Bored Ape NFT creators win case against copycat artist
(CNN) Crypto company Yuga Labs has won its trademark infringement claims against artist Ryder Ripps who copied its NFTs in what he called a protest against their racially offensive images.
Ripps and his legal team raised issues of celebrity endorsements, art, the First Amendment and what crypto actually is as defenses in the copying of the Bored Ape Yacht Club collection which he then offered as RR/BAYC – defenses that were rejected. Damages are to be decided in a trial scheduled for June. Ripps told CNN he would appeal.
In an opinion filed Friday granting Yuga’s motion for summary judgment, Judge John F. Walter of the Central District of California ruled that Ripps and his co-defendant Jeremy Cahen “acted in bad faith with intent to make money.”
Their actions were “all commercial activities designed to sell infringing products, not expressive artistic speech protected by the First Amendment,” he wrote. The statement states: “In particular, the RR/BAYC NFTs do not express an idea or point of view, but instead merely point to the same digital digital images associated with the BAYC collection … As Yuga has pointed out, and the Court agrees that the defendant’s sale of RR/BAYC NFTs is no more artistic than the sale of a counterfeit handbag.”
A spokesperson for Yuga Labs told CNN in a statement that it was “a landmark legal victory … This is not just a victory for us, it’s a victory for the entire web3 industry to hold fraudsters and counterfeiters accountable.”
Ripps told CNN that he believed Yuga “spent millions and millions of dollars… and used trademark law to go after me for my speech.”
His attorney Louis Tompros said, “We expect to appeal both whether Yuga actually has any valid protective trademarks in NFTs, which we believe they clearly do not, and on the First Amendment issues, which we believe absolutely should have gone to a jury.”
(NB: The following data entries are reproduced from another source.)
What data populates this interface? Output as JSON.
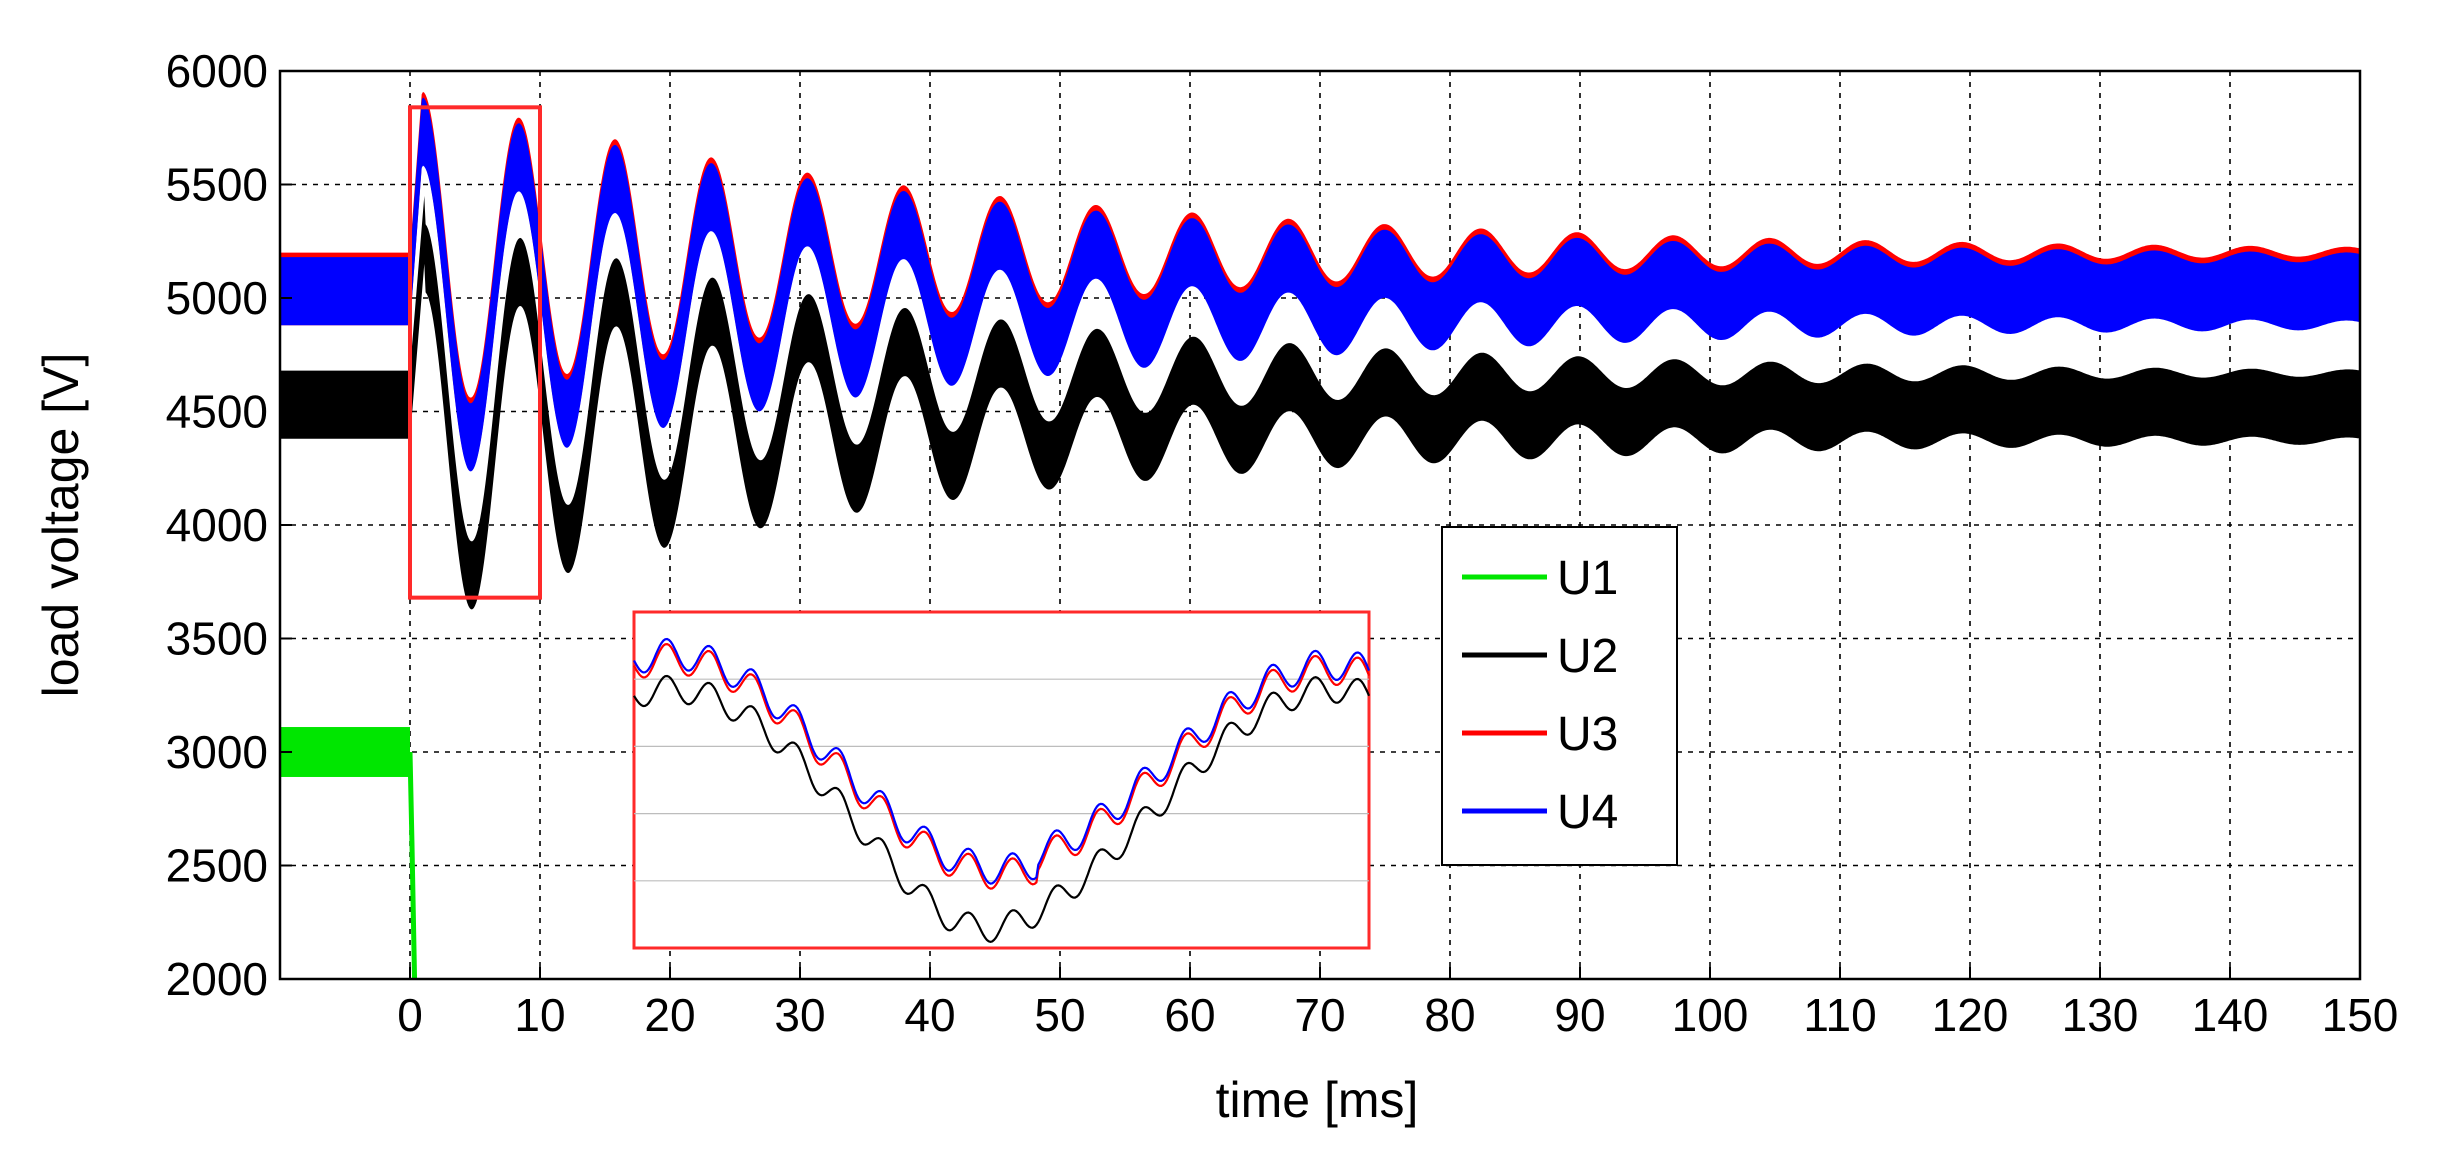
{
  "chart_data": {
    "type": "line",
    "title": "",
    "xlabel": "time [ms]",
    "ylabel": "load voltage [V]",
    "xlim": [
      -10,
      150
    ],
    "ylim": [
      2000,
      6000
    ],
    "xticks": [
      0,
      10,
      20,
      30,
      40,
      50,
      60,
      70,
      80,
      90,
      100,
      110,
      120,
      130,
      140,
      150
    ],
    "yticks": [
      2000,
      2500,
      3000,
      3500,
      4000,
      4500,
      5000,
      5500,
      6000
    ],
    "grid": true,
    "legend_position": "center-right",
    "series": [
      {
        "name": "U1",
        "color": "#00e600",
        "description_points": [
          [
            -10,
            3000
          ],
          [
            0,
            3000
          ],
          [
            0.2,
            2600
          ],
          [
            0.5,
            2000
          ]
        ],
        "ripple_band": 110
      },
      {
        "name": "U2",
        "color": "#000000",
        "pre_event_level": 4530,
        "settled_level": 4520,
        "first_peak": [
          0.8,
          5300
        ],
        "first_trough": [
          5.3,
          3720
        ],
        "oscillation_period_ms": 7.4,
        "ripple_band": 150
      },
      {
        "name": "U3",
        "color": "#ff0000",
        "pre_event_level": 5040,
        "settled_level": 5040,
        "first_peak": [
          1.0,
          5820
        ],
        "first_trough": [
          4.0,
          4300
        ],
        "oscillation_period_ms": 7.4,
        "ripple_band": 150
      },
      {
        "name": "U4",
        "color": "#0000ff",
        "pre_event_level": 5030,
        "settled_level": 5030,
        "first_peak": [
          1.0,
          5800
        ],
        "first_trough": [
          4.0,
          4350
        ],
        "oscillation_period_ms": 7.4,
        "ripple_band": 150
      }
    ],
    "annotations": [
      {
        "type": "zoom-rectangle",
        "color": "#ff0000",
        "x_range": [
          0,
          10
        ],
        "y_range": [
          3680,
          5840
        ]
      },
      {
        "type": "inset",
        "shows": "zoom of 0-10 ms window",
        "color": "#ff0000"
      }
    ]
  }
}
The Bored Apes were some of the most famous NFTs, and at their peak in early 2022, they were sometimes selling for more than $1 million apiece. They are digital images of monkeys in a variety of outfits, such as sunglasses, a military helmet, “hip-hop clothes” and a “pimp cape”. Celebrities like Snoop Dogg and Paris Hilton said they got monkeys and appeared on national television to promote them.
But critics commented on social media that some of the Bored Apes contained what appeared to be references to posts on the website 4chan, which has become a hub for extremism, pointing out that monkeys are an old trope in racist images. Ripps created a website detailing these claims and then, in what he said was a protest against the alleged racism and in comment on the idea that each NFT is digitally unique, copied the monkeys and sold them as RR/BAYC.
In a statement earlier to CNN, Yuga said: “Our company and founders strongly condemn the spread of hatred, in any form, against any group.”
Eric Goldman, a professor at Santa Clara University School of Law who specializes in Internet law and intellectual property, told CNN that the judge framed the case as a straight contest — the originator of NFTs versus an interloper offering a duplicate. “Once the court accepted the plaintiff’s framing of the case, it was clear what was going to happen: the plaintiff basically wins everything,” he said.
“There was an underlying very important point that the defendants are trying to make about the possibility that there was some kind of Nazi glorification in the overall NFT collection for the Bored Ape Yacht Club,” Goldman said. But the statement did not address that. “Essentially, this court said, ‘You can’t do it that way. Find another way to make your point.”